Both the Roman Catholic Church and the Evangelical Church hold the teaching that the virginal conception is central to their teaching about the nature of Christ and of humankind. Belief in the fall of man means that all people are born with that fallen nature. If Jesus was born of natural parents he could not become the perfect sacrifice for humankind because he, God, would be also tainted with sin, which would be impossible. Rather he took on himself human nature by going through the process of a supernatural conception and a natural birth through the womb of Mary. The whole nature of Christ is changed if belief in the supernatural conception by the Holy Spirit is rejected, and it also makes mockery of the Creeds.
In my adult life I have developed a huge dislike for Father Christmas, which I guess may be why he no longer puts satsumas in the stocking at the end of my bed! My main problem is that, as a child, he and God the Father got completely scrambled together in my thinking. They both appeared at Christmas time. They both had long flowing beards and had apparently lived for ever. They both rewarded the good with pressies.
The corruption of grace, however, was that, however bad I had been I never got a lump of coal in my stocking and he always came up with the goods, thanking me for his mince pie and sherry, mysteriously in my father’s handwriting!

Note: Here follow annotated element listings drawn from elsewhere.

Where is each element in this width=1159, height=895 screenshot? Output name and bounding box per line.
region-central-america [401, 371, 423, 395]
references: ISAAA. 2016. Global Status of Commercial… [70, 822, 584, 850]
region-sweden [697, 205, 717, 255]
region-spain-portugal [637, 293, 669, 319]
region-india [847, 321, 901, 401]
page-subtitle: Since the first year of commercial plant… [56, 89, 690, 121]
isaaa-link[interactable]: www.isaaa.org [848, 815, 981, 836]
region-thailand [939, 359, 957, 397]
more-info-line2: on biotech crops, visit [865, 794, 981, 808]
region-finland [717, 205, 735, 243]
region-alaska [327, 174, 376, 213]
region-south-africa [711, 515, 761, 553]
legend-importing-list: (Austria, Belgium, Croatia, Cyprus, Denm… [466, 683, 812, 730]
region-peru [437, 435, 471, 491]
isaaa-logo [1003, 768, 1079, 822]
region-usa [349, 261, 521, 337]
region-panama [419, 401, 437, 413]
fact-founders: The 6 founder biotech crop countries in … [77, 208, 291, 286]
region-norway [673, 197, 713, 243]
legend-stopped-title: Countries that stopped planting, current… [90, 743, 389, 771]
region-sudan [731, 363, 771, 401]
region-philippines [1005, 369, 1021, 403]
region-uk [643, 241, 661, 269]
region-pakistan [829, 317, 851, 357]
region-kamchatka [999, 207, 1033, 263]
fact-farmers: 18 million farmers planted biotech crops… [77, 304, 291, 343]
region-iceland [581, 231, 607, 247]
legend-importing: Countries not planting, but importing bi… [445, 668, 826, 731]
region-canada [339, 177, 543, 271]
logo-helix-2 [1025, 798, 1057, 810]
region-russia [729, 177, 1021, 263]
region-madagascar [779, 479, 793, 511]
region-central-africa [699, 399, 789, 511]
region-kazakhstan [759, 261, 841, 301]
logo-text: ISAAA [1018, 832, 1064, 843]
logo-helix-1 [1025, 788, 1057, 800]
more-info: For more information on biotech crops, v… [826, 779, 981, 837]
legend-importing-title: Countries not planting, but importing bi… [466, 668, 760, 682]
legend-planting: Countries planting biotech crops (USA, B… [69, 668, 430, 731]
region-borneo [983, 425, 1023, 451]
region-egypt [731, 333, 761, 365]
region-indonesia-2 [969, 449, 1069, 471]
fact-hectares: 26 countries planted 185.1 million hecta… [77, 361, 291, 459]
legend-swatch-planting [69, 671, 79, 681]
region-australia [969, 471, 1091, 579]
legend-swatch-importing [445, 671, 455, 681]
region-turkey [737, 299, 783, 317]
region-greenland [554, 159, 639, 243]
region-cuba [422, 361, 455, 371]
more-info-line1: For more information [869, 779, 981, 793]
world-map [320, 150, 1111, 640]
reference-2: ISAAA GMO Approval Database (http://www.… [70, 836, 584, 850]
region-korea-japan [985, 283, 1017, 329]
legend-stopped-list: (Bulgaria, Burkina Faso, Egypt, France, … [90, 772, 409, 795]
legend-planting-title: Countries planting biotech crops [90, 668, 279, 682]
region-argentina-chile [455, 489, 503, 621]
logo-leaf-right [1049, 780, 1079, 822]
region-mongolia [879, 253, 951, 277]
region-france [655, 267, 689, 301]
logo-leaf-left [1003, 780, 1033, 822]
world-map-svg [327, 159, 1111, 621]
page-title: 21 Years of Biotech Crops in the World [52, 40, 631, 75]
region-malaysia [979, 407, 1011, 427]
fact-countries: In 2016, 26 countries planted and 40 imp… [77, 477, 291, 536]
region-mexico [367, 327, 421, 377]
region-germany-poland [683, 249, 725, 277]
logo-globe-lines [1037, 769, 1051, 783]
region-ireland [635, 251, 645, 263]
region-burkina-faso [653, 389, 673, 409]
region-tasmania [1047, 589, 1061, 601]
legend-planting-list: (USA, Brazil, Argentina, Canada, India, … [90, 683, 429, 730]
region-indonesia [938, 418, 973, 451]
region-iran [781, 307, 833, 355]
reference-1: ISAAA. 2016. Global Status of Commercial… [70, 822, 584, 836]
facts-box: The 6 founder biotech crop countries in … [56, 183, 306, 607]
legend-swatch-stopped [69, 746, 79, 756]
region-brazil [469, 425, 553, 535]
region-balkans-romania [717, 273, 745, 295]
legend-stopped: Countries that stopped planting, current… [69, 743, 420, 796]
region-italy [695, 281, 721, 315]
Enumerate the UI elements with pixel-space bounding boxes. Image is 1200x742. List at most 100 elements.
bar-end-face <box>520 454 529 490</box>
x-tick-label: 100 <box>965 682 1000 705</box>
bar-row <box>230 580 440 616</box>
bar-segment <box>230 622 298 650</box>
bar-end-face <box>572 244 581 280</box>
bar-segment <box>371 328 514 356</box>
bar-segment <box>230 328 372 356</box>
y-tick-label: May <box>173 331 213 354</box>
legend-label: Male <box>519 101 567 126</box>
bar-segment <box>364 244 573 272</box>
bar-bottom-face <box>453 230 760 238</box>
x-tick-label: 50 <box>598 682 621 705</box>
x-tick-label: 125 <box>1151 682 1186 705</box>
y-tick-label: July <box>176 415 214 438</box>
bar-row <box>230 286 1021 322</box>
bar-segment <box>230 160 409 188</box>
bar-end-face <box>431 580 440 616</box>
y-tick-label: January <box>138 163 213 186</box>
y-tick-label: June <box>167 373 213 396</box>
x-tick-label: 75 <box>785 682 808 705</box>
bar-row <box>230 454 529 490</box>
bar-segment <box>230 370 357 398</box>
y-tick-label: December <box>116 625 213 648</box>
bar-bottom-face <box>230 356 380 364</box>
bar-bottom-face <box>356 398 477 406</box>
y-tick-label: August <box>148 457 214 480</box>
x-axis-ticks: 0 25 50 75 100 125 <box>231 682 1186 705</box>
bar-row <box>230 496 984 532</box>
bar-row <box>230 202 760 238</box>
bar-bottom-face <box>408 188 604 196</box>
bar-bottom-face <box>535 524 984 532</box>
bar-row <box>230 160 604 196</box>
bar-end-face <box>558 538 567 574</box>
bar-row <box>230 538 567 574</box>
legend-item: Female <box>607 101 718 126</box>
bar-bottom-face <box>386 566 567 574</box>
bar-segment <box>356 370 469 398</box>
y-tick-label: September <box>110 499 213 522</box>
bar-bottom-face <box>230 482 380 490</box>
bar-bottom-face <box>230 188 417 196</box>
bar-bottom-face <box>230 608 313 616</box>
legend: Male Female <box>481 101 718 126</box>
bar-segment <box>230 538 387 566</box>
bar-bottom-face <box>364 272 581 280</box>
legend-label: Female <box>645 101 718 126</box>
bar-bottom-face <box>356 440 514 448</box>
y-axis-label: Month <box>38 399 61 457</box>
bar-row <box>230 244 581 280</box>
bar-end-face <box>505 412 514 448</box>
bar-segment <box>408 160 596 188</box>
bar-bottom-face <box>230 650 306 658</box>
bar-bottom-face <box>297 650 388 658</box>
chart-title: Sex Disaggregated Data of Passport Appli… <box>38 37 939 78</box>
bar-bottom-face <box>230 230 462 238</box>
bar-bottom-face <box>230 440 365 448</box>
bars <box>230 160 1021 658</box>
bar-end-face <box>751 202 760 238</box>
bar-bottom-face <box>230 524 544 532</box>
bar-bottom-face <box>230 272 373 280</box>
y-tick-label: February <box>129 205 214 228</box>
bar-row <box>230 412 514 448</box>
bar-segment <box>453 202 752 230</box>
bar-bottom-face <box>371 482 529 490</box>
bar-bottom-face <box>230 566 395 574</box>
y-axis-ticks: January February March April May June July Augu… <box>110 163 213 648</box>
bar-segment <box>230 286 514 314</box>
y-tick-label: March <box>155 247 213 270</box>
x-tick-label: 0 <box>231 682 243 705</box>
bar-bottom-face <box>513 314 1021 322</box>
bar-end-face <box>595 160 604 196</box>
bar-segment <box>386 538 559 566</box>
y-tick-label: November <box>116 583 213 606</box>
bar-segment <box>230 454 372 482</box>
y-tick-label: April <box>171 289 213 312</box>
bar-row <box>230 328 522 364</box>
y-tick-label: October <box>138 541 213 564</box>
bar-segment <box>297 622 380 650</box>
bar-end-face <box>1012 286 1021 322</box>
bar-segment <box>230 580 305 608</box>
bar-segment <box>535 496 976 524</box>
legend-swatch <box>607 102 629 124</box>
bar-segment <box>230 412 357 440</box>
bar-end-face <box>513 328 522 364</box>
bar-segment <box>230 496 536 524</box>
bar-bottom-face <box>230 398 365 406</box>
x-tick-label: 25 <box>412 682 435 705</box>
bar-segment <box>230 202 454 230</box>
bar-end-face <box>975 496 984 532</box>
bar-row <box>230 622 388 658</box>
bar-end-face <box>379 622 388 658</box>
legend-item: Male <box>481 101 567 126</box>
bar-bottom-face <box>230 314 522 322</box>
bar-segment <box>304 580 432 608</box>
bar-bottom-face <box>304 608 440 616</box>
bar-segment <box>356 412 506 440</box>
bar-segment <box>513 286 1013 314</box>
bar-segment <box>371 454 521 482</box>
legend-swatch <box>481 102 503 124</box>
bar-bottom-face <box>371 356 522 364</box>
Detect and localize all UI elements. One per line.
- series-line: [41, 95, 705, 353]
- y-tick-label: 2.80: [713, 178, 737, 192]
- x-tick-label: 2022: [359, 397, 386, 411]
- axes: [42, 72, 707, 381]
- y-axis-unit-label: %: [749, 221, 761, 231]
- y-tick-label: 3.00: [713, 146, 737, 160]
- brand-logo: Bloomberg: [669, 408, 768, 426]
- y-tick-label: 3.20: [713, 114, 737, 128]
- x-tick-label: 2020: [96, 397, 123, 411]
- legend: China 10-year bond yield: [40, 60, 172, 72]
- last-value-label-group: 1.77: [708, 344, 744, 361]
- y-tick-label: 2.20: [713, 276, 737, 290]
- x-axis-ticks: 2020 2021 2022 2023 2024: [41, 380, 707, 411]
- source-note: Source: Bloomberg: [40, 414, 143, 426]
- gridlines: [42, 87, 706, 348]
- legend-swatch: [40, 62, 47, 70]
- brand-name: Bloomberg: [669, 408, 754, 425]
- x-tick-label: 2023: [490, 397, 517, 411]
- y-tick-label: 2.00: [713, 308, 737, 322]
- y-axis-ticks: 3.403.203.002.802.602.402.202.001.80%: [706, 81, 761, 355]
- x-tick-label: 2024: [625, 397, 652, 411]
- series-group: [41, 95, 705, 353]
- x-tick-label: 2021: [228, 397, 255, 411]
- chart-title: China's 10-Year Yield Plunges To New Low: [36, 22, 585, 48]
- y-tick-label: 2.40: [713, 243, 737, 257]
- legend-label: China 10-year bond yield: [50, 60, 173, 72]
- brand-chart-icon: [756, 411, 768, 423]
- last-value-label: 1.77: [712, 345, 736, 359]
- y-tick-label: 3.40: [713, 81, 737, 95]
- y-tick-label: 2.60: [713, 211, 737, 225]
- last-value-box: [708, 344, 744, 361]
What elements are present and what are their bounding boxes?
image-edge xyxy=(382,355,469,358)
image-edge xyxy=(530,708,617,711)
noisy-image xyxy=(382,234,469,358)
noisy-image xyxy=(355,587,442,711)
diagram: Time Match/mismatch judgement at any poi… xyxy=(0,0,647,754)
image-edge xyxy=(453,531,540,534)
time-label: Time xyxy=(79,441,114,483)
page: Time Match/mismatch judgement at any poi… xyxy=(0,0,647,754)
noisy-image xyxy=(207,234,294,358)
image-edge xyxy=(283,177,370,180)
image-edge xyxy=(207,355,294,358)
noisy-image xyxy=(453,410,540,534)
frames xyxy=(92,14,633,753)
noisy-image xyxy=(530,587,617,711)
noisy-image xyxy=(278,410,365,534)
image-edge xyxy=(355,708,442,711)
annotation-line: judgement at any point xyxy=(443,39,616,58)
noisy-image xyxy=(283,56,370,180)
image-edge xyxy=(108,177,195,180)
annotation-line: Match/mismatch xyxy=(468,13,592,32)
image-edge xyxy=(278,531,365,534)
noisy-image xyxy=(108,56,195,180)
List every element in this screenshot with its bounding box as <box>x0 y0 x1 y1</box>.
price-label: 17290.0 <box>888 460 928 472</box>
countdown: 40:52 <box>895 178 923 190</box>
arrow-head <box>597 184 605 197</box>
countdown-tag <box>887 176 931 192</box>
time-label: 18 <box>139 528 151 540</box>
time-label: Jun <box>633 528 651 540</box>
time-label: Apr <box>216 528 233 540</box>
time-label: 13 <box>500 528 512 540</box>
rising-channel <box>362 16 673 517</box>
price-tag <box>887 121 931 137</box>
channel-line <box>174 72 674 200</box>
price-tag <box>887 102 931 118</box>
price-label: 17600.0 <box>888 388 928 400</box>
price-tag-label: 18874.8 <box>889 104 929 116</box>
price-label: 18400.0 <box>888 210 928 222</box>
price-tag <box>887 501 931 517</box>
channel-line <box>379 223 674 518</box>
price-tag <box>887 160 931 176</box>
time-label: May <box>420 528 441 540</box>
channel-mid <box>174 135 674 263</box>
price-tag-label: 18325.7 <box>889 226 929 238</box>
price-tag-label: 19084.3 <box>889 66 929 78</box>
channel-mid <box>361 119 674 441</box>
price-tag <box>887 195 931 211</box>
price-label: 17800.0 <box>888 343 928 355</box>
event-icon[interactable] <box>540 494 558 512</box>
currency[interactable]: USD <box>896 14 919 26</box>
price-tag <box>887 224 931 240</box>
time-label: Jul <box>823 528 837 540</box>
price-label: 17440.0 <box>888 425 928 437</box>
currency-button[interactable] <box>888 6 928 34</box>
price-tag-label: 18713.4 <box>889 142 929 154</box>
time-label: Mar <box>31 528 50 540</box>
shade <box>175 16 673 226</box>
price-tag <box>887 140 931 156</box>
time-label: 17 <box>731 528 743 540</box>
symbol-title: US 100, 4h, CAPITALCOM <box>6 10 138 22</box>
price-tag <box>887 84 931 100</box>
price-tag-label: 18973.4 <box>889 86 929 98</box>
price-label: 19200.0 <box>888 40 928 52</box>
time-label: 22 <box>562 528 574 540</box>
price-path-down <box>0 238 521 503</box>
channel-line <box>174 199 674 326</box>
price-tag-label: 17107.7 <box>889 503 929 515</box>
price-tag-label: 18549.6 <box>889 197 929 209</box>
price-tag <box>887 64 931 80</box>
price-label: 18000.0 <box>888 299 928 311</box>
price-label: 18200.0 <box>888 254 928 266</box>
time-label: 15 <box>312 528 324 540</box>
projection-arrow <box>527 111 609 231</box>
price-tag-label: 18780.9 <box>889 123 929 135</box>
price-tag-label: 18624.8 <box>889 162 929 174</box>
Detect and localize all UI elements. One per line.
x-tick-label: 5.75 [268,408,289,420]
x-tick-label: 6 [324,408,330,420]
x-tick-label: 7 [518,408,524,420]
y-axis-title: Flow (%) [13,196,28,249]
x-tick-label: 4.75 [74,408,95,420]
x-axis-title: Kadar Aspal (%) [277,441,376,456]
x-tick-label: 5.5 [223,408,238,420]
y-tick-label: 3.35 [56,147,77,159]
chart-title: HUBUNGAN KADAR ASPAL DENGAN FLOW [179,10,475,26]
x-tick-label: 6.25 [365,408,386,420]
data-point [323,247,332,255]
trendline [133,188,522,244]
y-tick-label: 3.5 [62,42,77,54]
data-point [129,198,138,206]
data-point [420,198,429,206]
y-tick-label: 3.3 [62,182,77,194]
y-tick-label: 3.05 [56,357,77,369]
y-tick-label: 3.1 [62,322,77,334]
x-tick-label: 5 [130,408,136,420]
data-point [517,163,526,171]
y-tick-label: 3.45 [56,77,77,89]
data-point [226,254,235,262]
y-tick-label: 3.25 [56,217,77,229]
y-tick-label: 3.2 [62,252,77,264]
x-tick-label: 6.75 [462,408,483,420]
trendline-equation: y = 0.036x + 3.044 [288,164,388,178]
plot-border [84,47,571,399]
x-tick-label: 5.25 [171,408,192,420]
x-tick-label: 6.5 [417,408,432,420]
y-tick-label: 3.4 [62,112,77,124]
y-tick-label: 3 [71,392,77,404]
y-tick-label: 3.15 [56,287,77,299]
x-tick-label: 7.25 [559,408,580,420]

Separating myth from fact is important. But at the same time, let’s not lose the historic facts which are absolutely intergral to the Christian faith. If Jesus wasn’t born of a virgin, lived as a sinless man, died on the cross to atone for our sins and rose again on the third day victorious, we are, as the Apostle Paul aptly said in a hopeless situation. But if it is preached that Christ has been raised from the dead, how can some of you say that there is no resurrection of the dead? 13 If there is no resurrection of the dead, then not even Christ has been raised. 14 And if Christ has not been raised, our preaching is useless and so is your faith. 15 More than that, we are then found to be false witnesses about God, for we have testified about God that he raised Christ from the dead. But he did not raise him if in fact the dead are not raised. 16 For if the dead are not raised, then Christ has not been raised either. 17 And if Christ has not been raised, your faith is futile; you are still in your sins. 18 Then those also who have fallen asleep in Christ are lost. 19 If only for this life we have hope in Christ, we are to be pitied more than all men. 20 But Christ has indeed been raised from the dead, the firstfruits of those who have fallen asleep. 21 For since death came through a man, the resurrection of the dead comes also through a man. 22 For as in Adam all die, so in Christ all will be made alive. (1 Cor 15:12-22)
The main thing that is at stake here is whether the Bible is to be trusted as a reliable record of Jesus’ life and mission.
Anglican mainstream reports the Bishop of Rochester saying at a Cathedral Carol service yesterday “Down the ages of faith lots of stories have grown up around Christmas. This can be good because it helps people to celebrate the festival. This is true of the music at Christmas, and the great art about the nativity. But Christmas is not just a story. It is solemn and serious. It is about God being with us, God speaking to us and God saving us. The reason that Christmas remains popular even in secular society, is that for a while we see the benign heart of the universe.” (
http://www.anglican-mainstream.net/
)
So, what is the moral of this story? By all means, let’s unwrap the Christmas myths which have overlain the Christmas story. But in doing so, let’s not lose the real Christmas presence, He who came in history to be our salvation. Wouldn’t it be good if people read the eyewitness accounts of that first Christmas in the four Gospels? We need to dispel many popular myths about Christmas without losing the Chist. To fail to do so would be to throw out the baby with the bathwater!